Ananda Devi : le cri de l’île (Le jour des caméléons)


ANANDA DEVI - PHOTO © OUMEYA EL OUADIE/EDITIONS BRUNO DOUCEY

Le lieu et l’écriture


Ananda Devi est née dans un petit village de l’île Maurice en 1957. Il n’est évidemment pas anodin de vivre sur une île. En effet, au-delà de la spécificité géographique, l’île est devenue un lieu commun littéraire chargé symboliquement, tout particulièrement pour cette île de l’archipel des Mascareignes. Alors qu’il avait plutôt peu goûté la nature de l’Île de France, comme en témoigne son journal de voyage, Bernardin de Saint-Pierre, en fait un locus amoenus dans sa pastorale exotique Paul et Virginie. Un siècle plus tard, Charles Baudelaire entérine ces clichés. Après l’indépendance, l’industrie touristique s’en empare pour les adapter aux attentes des touristes : mer, filaos et sable fin. La carte postale de l’île idyllique est née. Cette représentation exotique, donc eurocentrée, a imprégné l’imaginaire et il est bien difficile d’y échapper.

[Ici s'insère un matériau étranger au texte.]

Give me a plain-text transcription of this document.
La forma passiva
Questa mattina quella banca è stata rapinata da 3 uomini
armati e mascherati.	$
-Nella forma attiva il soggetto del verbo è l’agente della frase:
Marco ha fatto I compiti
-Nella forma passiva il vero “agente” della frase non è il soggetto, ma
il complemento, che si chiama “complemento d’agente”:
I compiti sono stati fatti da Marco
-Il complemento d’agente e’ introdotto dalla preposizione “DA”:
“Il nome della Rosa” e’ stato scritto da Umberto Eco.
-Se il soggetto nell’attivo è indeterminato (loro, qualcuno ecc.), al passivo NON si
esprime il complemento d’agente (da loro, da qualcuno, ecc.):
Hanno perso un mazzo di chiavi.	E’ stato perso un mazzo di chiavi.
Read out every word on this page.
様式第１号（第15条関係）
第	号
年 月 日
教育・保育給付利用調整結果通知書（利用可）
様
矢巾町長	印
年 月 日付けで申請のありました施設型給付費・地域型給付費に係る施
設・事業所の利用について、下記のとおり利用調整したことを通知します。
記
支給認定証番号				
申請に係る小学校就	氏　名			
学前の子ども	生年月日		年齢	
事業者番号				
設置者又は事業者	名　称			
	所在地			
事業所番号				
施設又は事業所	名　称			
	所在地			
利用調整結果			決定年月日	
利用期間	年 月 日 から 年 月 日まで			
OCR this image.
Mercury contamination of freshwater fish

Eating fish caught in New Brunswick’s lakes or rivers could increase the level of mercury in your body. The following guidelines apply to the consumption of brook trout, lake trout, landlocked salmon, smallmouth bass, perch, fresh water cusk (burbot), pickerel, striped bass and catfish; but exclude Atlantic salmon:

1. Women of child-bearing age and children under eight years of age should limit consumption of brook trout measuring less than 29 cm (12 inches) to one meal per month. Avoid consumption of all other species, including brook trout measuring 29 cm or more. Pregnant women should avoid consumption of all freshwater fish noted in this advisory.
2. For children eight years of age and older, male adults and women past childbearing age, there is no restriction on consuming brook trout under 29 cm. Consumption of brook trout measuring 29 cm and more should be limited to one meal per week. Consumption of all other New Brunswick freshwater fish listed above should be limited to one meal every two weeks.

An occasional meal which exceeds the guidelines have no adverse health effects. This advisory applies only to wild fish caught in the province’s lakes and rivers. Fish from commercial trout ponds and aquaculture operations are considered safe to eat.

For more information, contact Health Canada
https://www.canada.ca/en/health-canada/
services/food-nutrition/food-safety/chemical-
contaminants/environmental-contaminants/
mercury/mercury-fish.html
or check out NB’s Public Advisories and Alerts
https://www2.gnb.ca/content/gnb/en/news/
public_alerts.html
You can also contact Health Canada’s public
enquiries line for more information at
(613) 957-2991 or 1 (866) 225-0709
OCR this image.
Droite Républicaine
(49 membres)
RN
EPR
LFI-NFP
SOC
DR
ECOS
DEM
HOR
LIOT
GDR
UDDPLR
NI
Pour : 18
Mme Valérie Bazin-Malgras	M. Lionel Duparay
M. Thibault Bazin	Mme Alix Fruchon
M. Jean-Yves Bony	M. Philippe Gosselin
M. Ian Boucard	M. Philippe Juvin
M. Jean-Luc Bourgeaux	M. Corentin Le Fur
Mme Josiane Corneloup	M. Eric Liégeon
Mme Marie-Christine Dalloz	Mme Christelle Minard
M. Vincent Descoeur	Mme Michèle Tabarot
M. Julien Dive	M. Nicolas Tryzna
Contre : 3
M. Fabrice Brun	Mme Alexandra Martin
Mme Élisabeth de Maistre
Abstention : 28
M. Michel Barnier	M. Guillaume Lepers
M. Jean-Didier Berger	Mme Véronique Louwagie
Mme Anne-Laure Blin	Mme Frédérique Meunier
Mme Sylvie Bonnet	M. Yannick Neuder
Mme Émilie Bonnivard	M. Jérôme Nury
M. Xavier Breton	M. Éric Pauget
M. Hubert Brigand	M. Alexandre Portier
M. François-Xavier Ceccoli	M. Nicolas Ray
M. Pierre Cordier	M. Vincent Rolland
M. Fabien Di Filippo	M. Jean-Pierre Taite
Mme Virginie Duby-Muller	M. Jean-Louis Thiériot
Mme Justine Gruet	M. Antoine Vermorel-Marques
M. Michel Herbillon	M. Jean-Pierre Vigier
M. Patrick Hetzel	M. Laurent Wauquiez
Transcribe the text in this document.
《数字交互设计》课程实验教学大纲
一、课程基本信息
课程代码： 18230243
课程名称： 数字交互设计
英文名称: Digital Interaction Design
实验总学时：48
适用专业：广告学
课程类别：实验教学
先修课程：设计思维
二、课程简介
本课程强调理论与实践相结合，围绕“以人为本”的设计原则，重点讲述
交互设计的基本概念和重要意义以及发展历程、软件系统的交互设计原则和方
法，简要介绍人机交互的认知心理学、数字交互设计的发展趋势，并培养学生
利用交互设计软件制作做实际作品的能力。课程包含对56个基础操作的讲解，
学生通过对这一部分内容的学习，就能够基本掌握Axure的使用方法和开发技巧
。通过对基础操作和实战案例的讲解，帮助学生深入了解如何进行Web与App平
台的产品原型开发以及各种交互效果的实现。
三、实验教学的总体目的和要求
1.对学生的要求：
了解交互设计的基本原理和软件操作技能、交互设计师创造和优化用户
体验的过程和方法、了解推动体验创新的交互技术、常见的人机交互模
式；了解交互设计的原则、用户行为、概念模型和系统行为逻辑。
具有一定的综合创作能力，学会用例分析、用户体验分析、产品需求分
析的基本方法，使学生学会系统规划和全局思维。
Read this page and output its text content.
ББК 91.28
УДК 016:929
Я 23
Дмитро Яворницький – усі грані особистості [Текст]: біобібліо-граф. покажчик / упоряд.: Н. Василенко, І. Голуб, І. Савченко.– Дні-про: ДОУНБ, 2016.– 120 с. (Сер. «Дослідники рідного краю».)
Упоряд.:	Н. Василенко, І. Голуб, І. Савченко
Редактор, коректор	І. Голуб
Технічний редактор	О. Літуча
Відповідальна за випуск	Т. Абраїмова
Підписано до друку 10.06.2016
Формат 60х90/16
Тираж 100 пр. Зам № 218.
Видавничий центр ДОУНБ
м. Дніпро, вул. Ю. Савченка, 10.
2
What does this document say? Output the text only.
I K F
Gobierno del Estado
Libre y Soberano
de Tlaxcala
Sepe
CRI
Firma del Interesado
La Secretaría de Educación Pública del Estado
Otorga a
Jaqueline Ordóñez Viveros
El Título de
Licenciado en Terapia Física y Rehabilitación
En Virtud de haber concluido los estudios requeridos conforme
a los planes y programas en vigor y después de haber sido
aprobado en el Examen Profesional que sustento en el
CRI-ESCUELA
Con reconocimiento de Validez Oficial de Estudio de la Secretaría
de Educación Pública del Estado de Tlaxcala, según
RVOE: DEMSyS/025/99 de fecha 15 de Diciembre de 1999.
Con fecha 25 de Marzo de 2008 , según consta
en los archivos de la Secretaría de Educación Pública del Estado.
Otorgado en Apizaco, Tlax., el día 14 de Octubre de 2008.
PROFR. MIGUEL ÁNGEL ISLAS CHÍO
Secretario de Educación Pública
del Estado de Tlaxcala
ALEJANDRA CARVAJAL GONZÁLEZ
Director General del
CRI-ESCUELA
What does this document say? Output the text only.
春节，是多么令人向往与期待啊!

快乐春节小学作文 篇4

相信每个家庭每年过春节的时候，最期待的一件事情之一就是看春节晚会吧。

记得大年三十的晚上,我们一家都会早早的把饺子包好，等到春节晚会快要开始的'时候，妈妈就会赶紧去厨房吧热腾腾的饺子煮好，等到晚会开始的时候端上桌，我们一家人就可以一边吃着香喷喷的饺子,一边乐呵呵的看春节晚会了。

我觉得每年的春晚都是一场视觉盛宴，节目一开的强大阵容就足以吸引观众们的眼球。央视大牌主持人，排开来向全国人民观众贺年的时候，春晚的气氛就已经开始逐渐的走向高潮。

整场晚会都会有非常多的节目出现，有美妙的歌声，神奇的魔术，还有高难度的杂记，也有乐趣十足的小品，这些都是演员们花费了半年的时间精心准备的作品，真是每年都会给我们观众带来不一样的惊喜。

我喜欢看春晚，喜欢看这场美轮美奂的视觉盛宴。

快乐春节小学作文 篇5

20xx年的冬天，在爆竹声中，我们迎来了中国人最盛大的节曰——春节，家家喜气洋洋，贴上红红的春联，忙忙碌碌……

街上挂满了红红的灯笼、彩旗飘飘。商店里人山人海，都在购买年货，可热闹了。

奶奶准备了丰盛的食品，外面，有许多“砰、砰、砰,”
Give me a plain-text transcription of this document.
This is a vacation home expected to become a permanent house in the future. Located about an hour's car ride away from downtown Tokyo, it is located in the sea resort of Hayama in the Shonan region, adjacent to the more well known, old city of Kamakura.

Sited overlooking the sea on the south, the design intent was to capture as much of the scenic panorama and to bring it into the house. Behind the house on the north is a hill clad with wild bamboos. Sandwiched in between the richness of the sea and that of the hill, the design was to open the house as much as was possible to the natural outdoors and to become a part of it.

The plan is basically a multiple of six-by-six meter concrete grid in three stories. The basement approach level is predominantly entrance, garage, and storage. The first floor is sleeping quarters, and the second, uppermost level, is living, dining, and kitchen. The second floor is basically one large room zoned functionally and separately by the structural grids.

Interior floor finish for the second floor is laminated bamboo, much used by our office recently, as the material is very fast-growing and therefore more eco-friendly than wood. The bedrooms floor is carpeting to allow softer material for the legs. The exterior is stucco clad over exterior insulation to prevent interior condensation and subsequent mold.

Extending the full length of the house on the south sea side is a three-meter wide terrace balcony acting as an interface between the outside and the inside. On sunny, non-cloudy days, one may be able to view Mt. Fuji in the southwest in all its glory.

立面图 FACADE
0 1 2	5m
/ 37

Pourtant, Ananda Devi affirme que son premier rapport à l’île s’est fait hors de ces représentations stéréotypées et qu’il est la source de son écriture. Les mots sont venus de son rapport sensuel à son environnement. Dans Deux malles et une marmite (2021), récit autobiographique dans lequel elle se raconte à la jeune fille qu’elle était, elle précise bien la façon dont l’île l’habite :

« L’île et la volupté sont bien sûr baudelairiennes. Mais pour toi, il s’agit de ton propre corps, et cette volupté-là n’est pas extérieure ni exotique, mais issue du magma intérieur qui t’emplit et t’étourdit. Tu ne le saisis pas encore entièrement, mais quelle joie, aujourd’hui, de constater que cette intuition-là, cette impulsion-là, étaient bien celles qui constituaient ton travail ! »




Cet « élan vert » comme elle le nomme, illustre sa conception de la relation entre l’être humain et la nature : il s’agit de s’y fondre, d’y retrouver ce qui fait qu’on en est soi-même un petit élément.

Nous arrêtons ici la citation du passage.